Le nouveau Molière fut ignoré pendant tout le temps que durèrent les guerres civiles en France; il employa ces années à cultiver son talent et à préparer quelques pièces. Il avait fait un recueil de scènes italiennes, dont il faisait de petites comédies pour les provinces. Ces premiers essais, très informes, tenaient plus du mauvais théâtre italien, où il les avait pris, que de son génie, qui n'avait pas eu encore l'occasion de se développer tout entier. Le génie s'étend et se resserre par tout ce qui nous environne. Il fit donc pour la province "le Docteur amoureux", "les trois Docteurs rivaux", "le Maître d'école"; ouvrages dont il ne reste que le titre. Quelques curieux ont conservé deux pièces de Molière dans ce genre: l'une est "le Médecin volant", et l'autre "la Jalousie de Barbouille". Elles sont en prose et écrites en entier. Il y a quelques phrases et quelques incidents de la première qui nous sont conservés dans "le Médecin malgré lui"; et on trouve dans "la Jalousie de Barbouille" un canevas, quoique informe, du troisième acte de "George Dandin".

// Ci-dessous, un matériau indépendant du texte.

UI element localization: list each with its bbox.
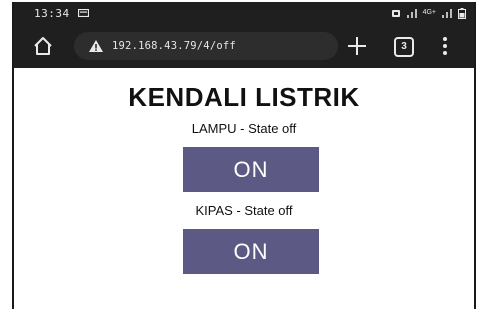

La première pièce régulière en cinq actes qu'il composa fut "l'Etourdi". Il représenta cette comédie à Lyon en 1653. Il y avait dans cette ville une troupe de comédiens de campagne, qui fut abandonnée dès que celle de Molière parut.

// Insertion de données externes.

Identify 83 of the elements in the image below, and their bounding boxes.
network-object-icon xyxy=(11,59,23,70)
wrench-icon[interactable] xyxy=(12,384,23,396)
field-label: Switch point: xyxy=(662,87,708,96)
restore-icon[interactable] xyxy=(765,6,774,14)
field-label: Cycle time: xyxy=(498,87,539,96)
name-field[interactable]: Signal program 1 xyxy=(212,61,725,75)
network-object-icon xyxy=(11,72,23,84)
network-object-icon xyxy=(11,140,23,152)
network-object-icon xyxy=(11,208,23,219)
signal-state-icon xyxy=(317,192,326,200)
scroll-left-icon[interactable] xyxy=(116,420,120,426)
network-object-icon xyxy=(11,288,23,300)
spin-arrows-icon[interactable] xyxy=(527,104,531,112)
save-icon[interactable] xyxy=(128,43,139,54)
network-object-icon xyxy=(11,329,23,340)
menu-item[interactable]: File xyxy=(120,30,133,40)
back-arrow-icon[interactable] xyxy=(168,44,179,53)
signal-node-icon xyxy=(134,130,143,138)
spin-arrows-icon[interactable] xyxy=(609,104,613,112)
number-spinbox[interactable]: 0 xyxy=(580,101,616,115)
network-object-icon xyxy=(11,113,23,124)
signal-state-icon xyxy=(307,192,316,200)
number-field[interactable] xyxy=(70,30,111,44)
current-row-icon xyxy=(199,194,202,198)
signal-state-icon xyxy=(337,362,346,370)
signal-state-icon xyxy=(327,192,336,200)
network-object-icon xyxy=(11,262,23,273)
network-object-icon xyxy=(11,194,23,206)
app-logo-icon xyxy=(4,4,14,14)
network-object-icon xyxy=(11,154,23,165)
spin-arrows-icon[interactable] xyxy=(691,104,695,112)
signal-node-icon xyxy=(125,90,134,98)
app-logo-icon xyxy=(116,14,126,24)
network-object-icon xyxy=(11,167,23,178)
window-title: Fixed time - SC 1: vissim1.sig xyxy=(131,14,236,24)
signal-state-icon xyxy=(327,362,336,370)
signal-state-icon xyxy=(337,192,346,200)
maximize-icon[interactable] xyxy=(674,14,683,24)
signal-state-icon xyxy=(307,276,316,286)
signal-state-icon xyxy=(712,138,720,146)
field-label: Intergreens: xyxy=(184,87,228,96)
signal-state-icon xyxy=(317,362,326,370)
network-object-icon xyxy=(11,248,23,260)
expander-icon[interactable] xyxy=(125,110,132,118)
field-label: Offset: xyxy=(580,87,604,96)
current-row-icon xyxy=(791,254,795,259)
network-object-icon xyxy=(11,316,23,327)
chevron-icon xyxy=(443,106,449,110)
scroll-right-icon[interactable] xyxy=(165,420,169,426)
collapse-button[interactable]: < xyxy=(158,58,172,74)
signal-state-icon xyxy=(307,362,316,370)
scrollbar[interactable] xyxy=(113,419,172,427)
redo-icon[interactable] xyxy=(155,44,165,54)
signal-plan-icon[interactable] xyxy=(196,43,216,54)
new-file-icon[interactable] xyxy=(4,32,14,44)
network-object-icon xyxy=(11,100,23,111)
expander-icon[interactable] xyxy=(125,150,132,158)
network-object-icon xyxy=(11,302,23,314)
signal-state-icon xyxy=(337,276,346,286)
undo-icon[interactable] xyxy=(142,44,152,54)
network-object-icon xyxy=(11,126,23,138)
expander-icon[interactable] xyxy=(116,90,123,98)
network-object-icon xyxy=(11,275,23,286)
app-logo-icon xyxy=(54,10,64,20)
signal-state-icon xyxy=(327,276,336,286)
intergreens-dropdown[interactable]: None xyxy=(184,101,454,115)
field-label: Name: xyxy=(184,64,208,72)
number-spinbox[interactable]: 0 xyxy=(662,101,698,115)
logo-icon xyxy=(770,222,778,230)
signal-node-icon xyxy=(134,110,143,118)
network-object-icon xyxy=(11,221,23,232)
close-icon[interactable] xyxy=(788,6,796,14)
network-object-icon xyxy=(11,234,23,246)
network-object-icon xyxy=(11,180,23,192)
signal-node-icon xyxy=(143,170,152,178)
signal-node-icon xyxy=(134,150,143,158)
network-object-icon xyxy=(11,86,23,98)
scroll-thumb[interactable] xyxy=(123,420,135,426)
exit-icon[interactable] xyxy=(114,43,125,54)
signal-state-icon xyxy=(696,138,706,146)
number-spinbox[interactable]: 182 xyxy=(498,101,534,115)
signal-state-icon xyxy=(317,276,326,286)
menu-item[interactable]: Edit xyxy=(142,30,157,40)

Quelques acteurs de cette ancienne troupe se joignirent à Molière, et il partit de Lyon pour les états de Languedoc avec une troupe assez complète, composée principalement de deux frères nommés Gros-René, de du Parc, d'un pâtissier (2) de la rue Saint-Honoré, de la du Parc, de la Béjart, et de la de Brie.

Le prince de Conti, qui tenait les états de Languedoc à Béziers, se souvint de Molière, qu'il avait vu au collège; il lui donna une protection distinguée. Molière joua devant lui "l'Etourdi", "le Dépit amoureux", et "les Précieuses ridicules".